Paralympian’s hail the launch of ground-breaking movie Rising Phoenix, which features the story of the Paralympic Games movement to coincide with one-year-to-go celebrations for Tokyo 2020.
Featuring nine Paralympians from across the world, this cutting-edge movie tells the remarkable story of the Paralympic Games from the rubble of World War II until becoming the third biggest sporting event on the planet.
‘Rising Phoenix’ examines how the Paralympics have sparked a global movement throughout the decades and shows how it continues to change the way the world thinks about disability, excellence, diversity and human potential.

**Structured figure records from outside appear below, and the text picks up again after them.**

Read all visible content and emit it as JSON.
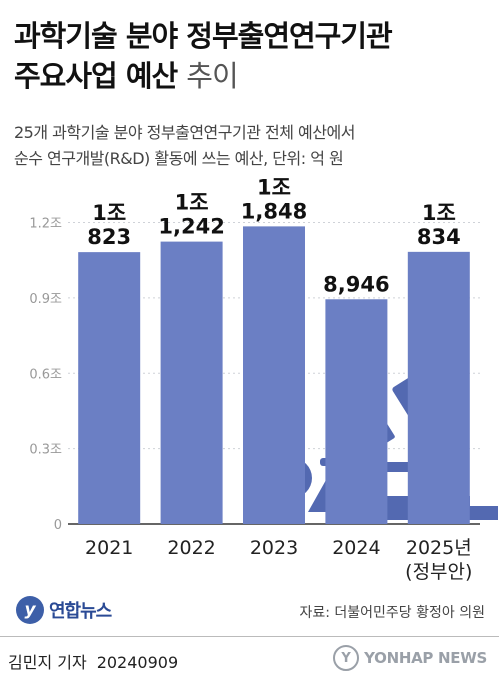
{
  "title": {
    "line1": "과학기술 분야 정부출연연구기관",
    "line2_bold": "주요사업 예산",
    "line2_light": "추이"
  },
  "subtitle": {
    "line1": "25개 과학기술 분야 정부출연연구기관 전체 예산에서",
    "line2": "순수 연구개발(R&D) 활동에 쓰는 예산, 단위: 억 원"
  },
  "chart_data": {
    "type": "bar",
    "title": "과학기술 분야 정부출연연구기관 주요사업 예산 추이",
    "ylabel": "",
    "ylim": [
      0,
      12500
    ],
    "yticks": [
      {
        "value": 0,
        "label": "0"
      },
      {
        "value": 3000,
        "label": "0.3조"
      },
      {
        "value": 6000,
        "label": "0.6조"
      },
      {
        "value": 9000,
        "label": "0.9조"
      },
      {
        "value": 12000,
        "label": "1.2조"
      }
    ],
    "bar_color": "#6b7fc4",
    "series": [
      {
        "values": [
          10823,
          11242,
          11848,
          8946,
          10834
        ],
        "value_labels": [
          [
            "1조",
            "823"
          ],
          [
            "1조",
            "1,242"
          ],
          [
            "1조",
            "1,848"
          ],
          [
            "8,946"
          ],
          [
            "1조",
            "834"
          ]
        ]
      }
    ],
    "categories": [
      [
        "2021"
      ],
      [
        "2022"
      ],
      [
        "2023"
      ],
      [
        "2024"
      ],
      [
        "2025년",
        "(정부안)"
      ]
    ]
  },
  "footer": {
    "logo_glyph": "y",
    "logo_text": "연합뉴스",
    "source": "자료: 더불어민주당 황정아 의원",
    "reporter": "김민지 기자",
    "date": "20240909",
    "watermark_glyph": "Y",
    "watermark_text": "YONHAP NEWS"
  },
  "decoration": {
    "icons": [
      "microscope-icon",
      "flask-icon",
      "beaker-icon"
    ],
    "icon_color": "#4a61ad"
  }
}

The athletes starring in Rising Phoenix
Nine Paralympic athletes including Bebe Vio, Jean-Baptiste Alaize, Cui Zhe, Tatyana McFadden and Great Britain’s Jonnie Peacock, share their exceptional stories of skill, power and determination to make it to the top of the third biggest sporting event in the world.
Multiple-swimming Paralympic champion Ellie Cole from Australia strongly believes ‘Rising Phoenix’ will help take the Movement in to the next level.
“When I see a piece of work like this one, and especially something that a brand like Netflix is taking up, I think back to when I was 9 or 10 years old and not knowing that Para sport even existed,” she said.
“I’ve seen the evolution to what it has become to the point where there’s a Netflix documentary and that is something else. It makes me proud because I’ve seen it change so dramatically. I know what it used to be like.
“I think people who watch the film, particularly those who aren’t fans already, are going to finally understand that the Paralympic Movement is really multi-dimensional. It’s actually so cool.”
South African Paralympic athletics silver medallist Ntando Mahlangu is one of the rising Paralympic stars, having made a name for himself at the young age of 18 following many successes on the track.
He agrees with Ellie that this documentary is an example of sport’s power for uniting the world.
“What is definitely in my heart is the story of the Paralympians. I think this is a platform where people will learn about the Paralympics and this is what I wanted.
“People are going to start supporting Paralympics, people are going to start knowing what the Paralympics are, so it’s going to be a good platform for everyone in the Paralympics.
Born without arms, archer Matt Stutzman is a well-known name in the Paralympics with his unique feet-shooting style.
The 37-year-old from Team USA athlete: “I think (the movie) is trying to bring awareness to everyone who is watching. Yes, we have physical disabilities but that does not stop us. We can still live normal lives; we can still be the person who goes to the grocery store and gets food. We can live like everybody else.
At the same time, wheelchair rugby legend Ryley Batt wishes he could watch ‘Rising Phoenix’ together with his grandfather. “I was by myself the first time I saw Rising Phoenix, and it even had me in tears. My Pop knows he was a big influence on my life but God, he would be proud to see this.
“Pop loved to get behind the camera, and he filmed some of the footage you see in the movie. He was very proud of me and he would be really stoked that I’m in a documentary like that, embracing who I am.
“I watched the movie for the second time with my family and they were all in tears. It wasn’t tears of ‘I feel so sorry for you.’ It was tears of pride, seeing what myself and these other athletes have overcome and also the challenges that we’ve all accepted.”
Rising Phoenix soundtrack created by disabled artists
As well as Paralympians featuring in this film, the music is created and performed by people with disabilities too.
The directors of Rising Phoenix, Ian Bonhôte and Peter Ettedgui, were reluctant to have a well-known musician feature on the soundtrack. Speaking to Variety, Ian said:
“we were very reluctant to have a big name because we’ve got a film full of athletes who should be household names, and yet none of these people are famous. It felt wrong to have a big-name singer finish the film off.”
Fortunately, composer Daniel Pemberton discovered three American rappers, part of Krip-Hop Nation, “a loose-knit scene of disabled hip-hop artists,” Pemberton tells Variety, “quite a fascinating world, very overlooked and underground.
The three American rappers – George TraGiC and Keith Jones, who both have cerebral palsy and Toni Hickman, whose right side is now partially paralyzed after two brain aneurysms and a stroke – wrote lyrics that reflect the film and their own experiences living with a disability.
Daniel also had support creating the film score by three disabled musicians; viola and violin player Gemma Lunt and French hornist Guy Llewellyn, who are both wheelchair users, and visually impaired soprano Joanne Roughton-Arnold.
The title track from the film Rising Phoenix, scored by Daniel Pemberton and performed by Krip Hop Nation, is available to download from all major online outlets.
Rising Phoenix is available to watch on Netflix now.